Last weekend in Stockholm, Tawwakul Karman was one of three women – political activists from the developing world – to receive this year's Nobel Peace Prize.

Karman was singled out for her leadership of the non-violent struggle to bring democracy and human rights, especially for women, to her homeland, Yemen. She is the youngest person ever to win the presitigous honor.

Non-violence may be her strategy but that doesn't mean she goes for a softly-softly approach to politics. She argues her positions with the fierceness of a boxer if her performance at a meeting at the House of Commons today is anything to go by.
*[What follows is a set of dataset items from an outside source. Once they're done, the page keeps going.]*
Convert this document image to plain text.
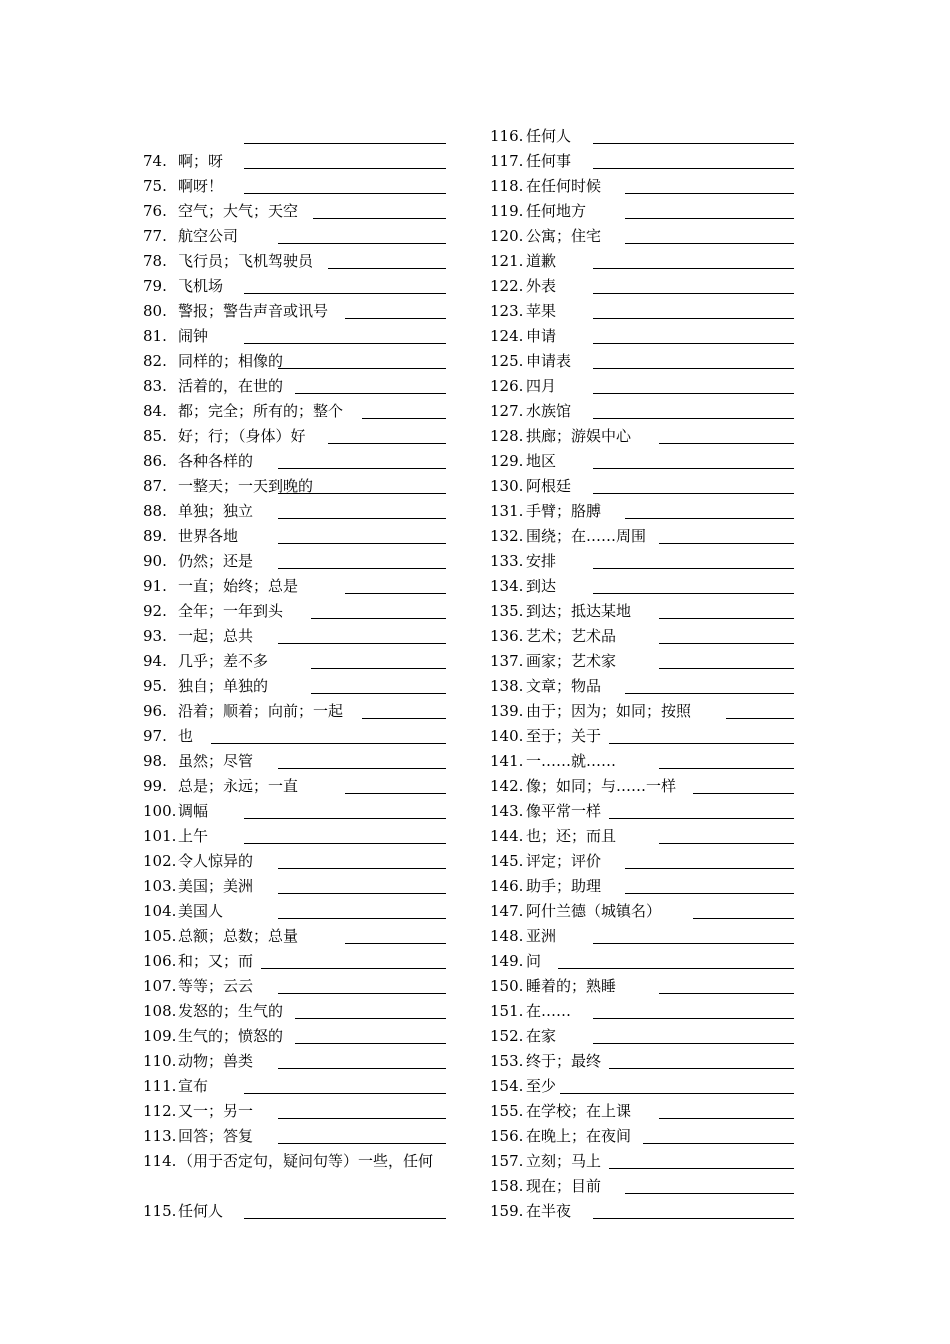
74. 啊；呀
75. 啊呀！
76. 空气；大气；天空
77. 航空公司
78. 飞行员；飞机驾驶员
79. 飞机场
80. 警报；警告声音或讯号
81. 闹钟
82. 同样的；相像的
83. 活着的，在世的
84. 都；完全；所有的；整个
85. 好；行；（身体）好
86. 各种各样的
87. 一整天；一天到晚的
88. 单独；独立
89. 世界各地
90. 仍然；还是
91. 一直；始终；总是
92. 全年；一年到头
93. 一起；总共
94. 几乎；差不多
95. 独自；单独的
96. 沿着；顺着；向前；一起
97. 也
98. 虽然；尽管
99. 总是；永远；一直
100. 调幅
101. 上午
102. 令人惊异的
103. 美国；美洲
104. 美国人
105. 总额；总数；总量
106. 和；又；而
107. 等等；云云
108. 发怒的；生气的
109. 生气的；愤怒的
110. 动物；兽类
111. 宣布
112. 又一；另一
113. 回答；答复
114. （用于否定句，疑问句等）一些，任何
115. 任何人
116. 任何人
117. 任何事
118. 在任何时候
119. 任何地方
120. 公寓；住宅
121. 道歉
122. 外表
123. 苹果
124. 申请
125. 申请表
126. 四月
127. 水族馆
128. 拱廊；游娱中心
129. 地区
130. 阿根廷
131. 手臂；胳膊
132. 围绕；在……周围
133. 安排
134. 到达
135. 到达；抵达某地
136. 艺术；艺术品
137. 画家；艺术家
138. 文章；物品
139. 由于；因为；如同；按照
140. 至于；关于
141. 一……就……
142. 像；如同；与……一样
143. 像平常一样
144. 也；还；而且
145. 评定；评价
146. 助手；助理
147. 阿什兰德（城镇名）
148. 亚洲
149. 问
150. 睡着的；熟睡
151. 在……
152. 在家
153. 终于；最终
154. 至少
155. 在学校；在上课
156. 在晚上；在夜间
157. 立刻；马上
158. 现在；目前
159. 在半夜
The Nobel laureate is on her way back to Yemen but has stopped off here to visit with the Yemeni diaspora community in Britain.

Before meeting British MP's, members of her community and the press at Parliament she had talks with Britain's Foreign Secretary William Hague at the Foreign Office – a not very satisfactory meeting from the sound of it.
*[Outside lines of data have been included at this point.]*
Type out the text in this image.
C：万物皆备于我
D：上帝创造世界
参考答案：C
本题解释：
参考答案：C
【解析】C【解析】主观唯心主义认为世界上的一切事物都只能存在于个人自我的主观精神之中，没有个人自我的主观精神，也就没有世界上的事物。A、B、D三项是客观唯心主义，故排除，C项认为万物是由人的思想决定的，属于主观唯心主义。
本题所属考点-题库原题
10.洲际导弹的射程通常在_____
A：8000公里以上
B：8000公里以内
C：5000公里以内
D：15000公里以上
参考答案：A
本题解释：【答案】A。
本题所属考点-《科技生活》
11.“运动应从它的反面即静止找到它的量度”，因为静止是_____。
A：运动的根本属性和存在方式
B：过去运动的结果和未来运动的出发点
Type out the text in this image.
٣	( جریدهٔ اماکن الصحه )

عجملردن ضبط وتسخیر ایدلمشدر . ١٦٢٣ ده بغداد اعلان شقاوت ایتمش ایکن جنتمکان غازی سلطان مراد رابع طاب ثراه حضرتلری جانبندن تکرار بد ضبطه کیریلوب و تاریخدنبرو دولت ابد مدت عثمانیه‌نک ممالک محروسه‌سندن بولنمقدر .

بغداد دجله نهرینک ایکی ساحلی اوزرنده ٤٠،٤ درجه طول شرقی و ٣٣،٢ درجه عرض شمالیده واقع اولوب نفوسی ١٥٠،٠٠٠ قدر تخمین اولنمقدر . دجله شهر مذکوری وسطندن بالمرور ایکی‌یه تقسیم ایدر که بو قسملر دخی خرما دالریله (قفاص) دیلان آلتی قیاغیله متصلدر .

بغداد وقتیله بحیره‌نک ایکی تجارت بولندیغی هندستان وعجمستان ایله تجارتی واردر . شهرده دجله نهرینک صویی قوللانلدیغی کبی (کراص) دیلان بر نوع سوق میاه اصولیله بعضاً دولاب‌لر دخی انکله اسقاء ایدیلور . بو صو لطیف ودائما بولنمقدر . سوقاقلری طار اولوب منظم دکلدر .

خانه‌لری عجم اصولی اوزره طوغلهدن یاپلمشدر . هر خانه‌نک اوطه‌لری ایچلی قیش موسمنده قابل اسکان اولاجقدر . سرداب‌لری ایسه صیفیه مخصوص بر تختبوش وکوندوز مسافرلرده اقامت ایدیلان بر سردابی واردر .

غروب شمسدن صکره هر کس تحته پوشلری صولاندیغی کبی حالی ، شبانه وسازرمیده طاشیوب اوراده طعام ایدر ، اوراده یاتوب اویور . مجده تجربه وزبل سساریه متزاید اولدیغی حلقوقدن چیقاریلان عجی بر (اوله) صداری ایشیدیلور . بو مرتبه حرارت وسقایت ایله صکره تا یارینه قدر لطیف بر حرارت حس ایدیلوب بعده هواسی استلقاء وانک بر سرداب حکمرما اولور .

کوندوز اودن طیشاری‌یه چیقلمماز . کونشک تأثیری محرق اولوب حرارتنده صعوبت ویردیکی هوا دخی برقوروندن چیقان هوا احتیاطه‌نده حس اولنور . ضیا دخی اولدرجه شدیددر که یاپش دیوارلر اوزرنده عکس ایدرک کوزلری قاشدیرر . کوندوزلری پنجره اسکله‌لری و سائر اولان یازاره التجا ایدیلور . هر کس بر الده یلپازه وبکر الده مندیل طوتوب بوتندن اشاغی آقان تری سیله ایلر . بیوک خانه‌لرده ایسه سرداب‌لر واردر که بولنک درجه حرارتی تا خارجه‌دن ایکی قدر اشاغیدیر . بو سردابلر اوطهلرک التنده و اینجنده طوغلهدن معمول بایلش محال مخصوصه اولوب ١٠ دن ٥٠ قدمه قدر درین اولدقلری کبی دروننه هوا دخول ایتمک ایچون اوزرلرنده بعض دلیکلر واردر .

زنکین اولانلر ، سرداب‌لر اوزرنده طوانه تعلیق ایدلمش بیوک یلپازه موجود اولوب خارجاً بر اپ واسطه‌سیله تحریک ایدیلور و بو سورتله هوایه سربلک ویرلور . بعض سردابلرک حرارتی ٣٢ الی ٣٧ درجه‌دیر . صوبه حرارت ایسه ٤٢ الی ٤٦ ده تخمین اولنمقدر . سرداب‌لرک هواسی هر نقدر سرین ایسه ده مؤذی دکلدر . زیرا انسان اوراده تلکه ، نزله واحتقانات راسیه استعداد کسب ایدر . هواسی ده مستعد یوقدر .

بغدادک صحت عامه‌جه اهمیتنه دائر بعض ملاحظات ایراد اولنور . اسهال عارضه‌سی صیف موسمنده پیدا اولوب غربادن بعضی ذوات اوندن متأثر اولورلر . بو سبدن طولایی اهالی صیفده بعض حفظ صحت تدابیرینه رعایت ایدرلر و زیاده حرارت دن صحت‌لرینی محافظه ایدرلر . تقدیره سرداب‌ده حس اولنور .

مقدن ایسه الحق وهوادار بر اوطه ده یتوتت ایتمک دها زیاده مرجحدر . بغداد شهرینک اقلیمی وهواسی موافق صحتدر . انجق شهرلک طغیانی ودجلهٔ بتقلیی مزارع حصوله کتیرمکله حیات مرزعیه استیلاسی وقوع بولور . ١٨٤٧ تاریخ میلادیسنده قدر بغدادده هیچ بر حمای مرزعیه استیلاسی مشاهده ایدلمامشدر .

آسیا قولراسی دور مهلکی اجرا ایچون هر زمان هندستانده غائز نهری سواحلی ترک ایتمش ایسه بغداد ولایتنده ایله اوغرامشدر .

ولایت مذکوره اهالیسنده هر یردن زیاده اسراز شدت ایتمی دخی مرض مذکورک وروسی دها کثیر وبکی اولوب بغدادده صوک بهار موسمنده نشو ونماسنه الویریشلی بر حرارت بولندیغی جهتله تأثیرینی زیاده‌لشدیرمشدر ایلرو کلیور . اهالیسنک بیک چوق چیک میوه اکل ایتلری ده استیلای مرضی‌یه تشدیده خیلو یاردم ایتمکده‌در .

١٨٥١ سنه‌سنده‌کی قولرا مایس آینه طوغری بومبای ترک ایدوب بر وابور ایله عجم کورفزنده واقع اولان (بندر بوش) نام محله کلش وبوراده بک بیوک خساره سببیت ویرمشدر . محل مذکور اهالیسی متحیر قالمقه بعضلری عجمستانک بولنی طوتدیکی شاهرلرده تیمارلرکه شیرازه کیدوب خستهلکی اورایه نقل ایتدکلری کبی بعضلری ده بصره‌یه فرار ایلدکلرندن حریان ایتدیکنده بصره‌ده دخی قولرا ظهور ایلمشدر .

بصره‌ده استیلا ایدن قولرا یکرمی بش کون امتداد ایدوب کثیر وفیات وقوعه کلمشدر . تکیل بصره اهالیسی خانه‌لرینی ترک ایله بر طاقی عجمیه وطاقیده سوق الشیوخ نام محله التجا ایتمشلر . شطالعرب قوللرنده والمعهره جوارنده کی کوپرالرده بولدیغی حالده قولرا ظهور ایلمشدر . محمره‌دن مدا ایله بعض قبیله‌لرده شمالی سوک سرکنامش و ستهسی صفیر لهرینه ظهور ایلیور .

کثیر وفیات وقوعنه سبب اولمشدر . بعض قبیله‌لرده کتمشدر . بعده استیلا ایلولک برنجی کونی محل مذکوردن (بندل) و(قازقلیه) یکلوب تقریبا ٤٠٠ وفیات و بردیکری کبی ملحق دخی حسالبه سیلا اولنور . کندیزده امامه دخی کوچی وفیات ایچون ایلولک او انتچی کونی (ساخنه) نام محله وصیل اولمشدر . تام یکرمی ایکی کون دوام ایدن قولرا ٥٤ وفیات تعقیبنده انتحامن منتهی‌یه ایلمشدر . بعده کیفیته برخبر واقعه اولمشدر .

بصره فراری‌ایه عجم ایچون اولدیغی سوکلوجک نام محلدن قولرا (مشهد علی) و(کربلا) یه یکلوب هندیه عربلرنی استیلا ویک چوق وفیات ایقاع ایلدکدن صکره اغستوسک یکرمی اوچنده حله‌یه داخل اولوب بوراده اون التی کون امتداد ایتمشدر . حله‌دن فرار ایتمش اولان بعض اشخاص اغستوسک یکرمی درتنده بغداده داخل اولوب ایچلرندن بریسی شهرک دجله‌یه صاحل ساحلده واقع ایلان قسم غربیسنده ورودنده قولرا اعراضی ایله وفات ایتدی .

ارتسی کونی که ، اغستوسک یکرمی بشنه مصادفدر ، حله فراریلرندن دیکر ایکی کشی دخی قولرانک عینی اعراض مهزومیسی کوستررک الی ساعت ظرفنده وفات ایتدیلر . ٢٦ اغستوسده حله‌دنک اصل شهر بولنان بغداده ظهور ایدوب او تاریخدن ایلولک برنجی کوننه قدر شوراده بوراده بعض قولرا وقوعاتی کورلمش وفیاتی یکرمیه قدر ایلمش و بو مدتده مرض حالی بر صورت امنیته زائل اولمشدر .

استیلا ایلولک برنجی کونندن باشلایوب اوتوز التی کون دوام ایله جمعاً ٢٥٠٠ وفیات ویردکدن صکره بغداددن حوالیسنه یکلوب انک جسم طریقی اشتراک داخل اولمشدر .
"You didn't do your duty yet," Karman said. "Not like you did in Egypt, not like you did in Tunisia."

What she was referring to was freezing the assets of Yemen's president Ali Abdullah Saleh. In the uprisings in Tunis and Egypt one of the early actions of the West in support of the people in the street was to freeze the billions of dollars the dictators who ruled those countries had stashed in western banks.

That has not happened with Yemen.

"It is not his money," Karman reminded her audience. "It is the money of the people."

She also criticized the case by case policy with which Britain, the U.S. and other countries have dealt with the uprisings around the Arab world. She called for consistent support for all the revolutions taking place.

"Human rights is human rights. Democracy is democracy. You don't support these things by half. You don't stand with one country but don't stand with another." The implied criticism of leaders like President Obama and Prime Minister David Cameron was clear – don't work actively to establish human rights in Egypt or Libya while ignoring their abuse in Yemen or Bahrain.

Karman said she was told in her meeting with the Foreign Secretary that the British government would wait for three months to see if Saleh abides by his pledge to stand down from the presidency. She criticized that decision saying Saleh was a liar and the time to act was now.